Geht man durch das Drehkreuz zum Bahnsteig, findet man Glasschiebetüren vor den Gleisen. Diese sollen Menschen davor bewahren, auf die Gleise zu fallen oder zu springen und schaffen somit ein Gefühl der Sicherheit.

Das koreanische U-Bahnsystem macht allerdings den Anschein, nicht gut auf mögliche Terroranschläge vorbereitet zu sein. In Russland findet man in fast allen Stationen einen Sicherheitsstand zum Thema Terrorismus. Diese oder ähnliche Einrichtungen findet man in Seoul nicht, was bei mir den Eindruck erzeugt, dass der Seouler U-Bahn wichtige Sicherheitsmaßnahmen fehlen. Das liegt wahrscheinlich daran, dass koreanische U-Bahnen noch nie wirklich Terrorismus ausgesetzt waren.

Das Beste an Koreas U-Bahnen offenbahrt sich, wenn sich die Schiebetüren öffnen und man die Bahn betritt: Die Klimaanlage. Im Winter bleibt man dank ihr schön warm, und im Sommer bietet die U-Bahn für ein paar Minuten Schutz vor der Hitze. Die Waggons sind verglichen mit denen anderer Länder leise, was für zusätzlichen Komfort sorgt. Noch besser finde ich, dass man sein Handy sogar in der U-Bahn benutzen kann, denn auch dort ist die Verbindung klasse.

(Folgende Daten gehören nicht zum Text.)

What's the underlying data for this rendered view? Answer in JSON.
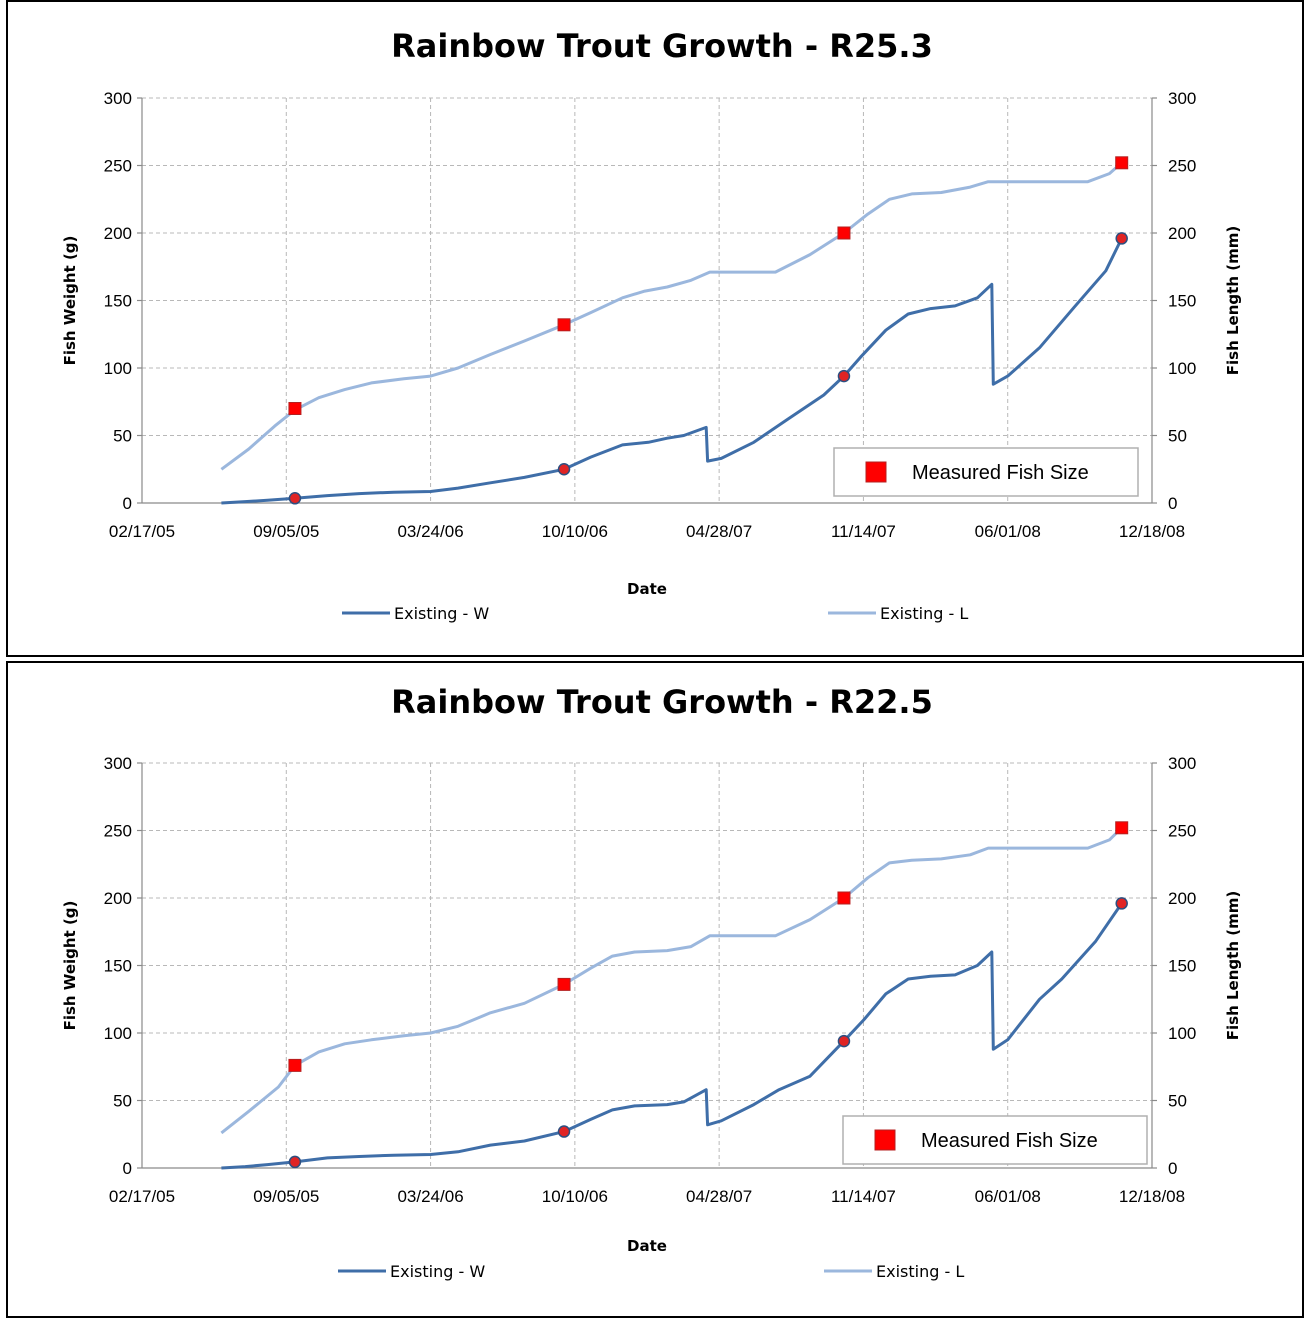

In Russland ist es schwieriger, sein Handy während der Fahrt zu benutzen. Im Vergleich zu Moskau ist Seouls U-Bahnsystem wirklich sehr komfortabel. Man hat sogar Zugriff auf W-Lan, auch wenn dieser begrenzt ist. Um es zu nutzen, muss man allerdings entweder Mitglied eines bestimmten Kommunikationsunternehmens sein oder eine sehr komplizierte Prozedur durchlaufen. Das ist mir allerdings nur negativ aufgefallen weil der Zugriff auf Wlan in Russland frei und deutlich einfacher ist und hat mich kaum gestört.

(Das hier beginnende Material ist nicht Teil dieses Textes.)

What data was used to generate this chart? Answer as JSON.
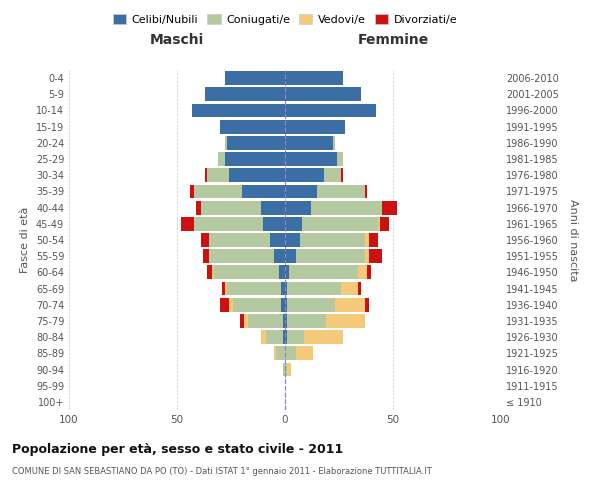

Es scheint allerdings so, als würde auch diese winzige Unannehmlichkeit in 2017 beseitigt werden. Ich habe gehört, dass Seouls Stadtverwaltung derzeit an der Verbesserung des W-Lan-Services im U-Bahnsystem arbeitet. Das Beste an Seouls U-Bahn ist deshalb vielleicht nicht der Komfort, sondern vor allem das ständige Bemühen um die Verbesserung des Systems.

 

Daria Todorova unterrichtet Koreanisch am König-Sejong-Institut in Moskau.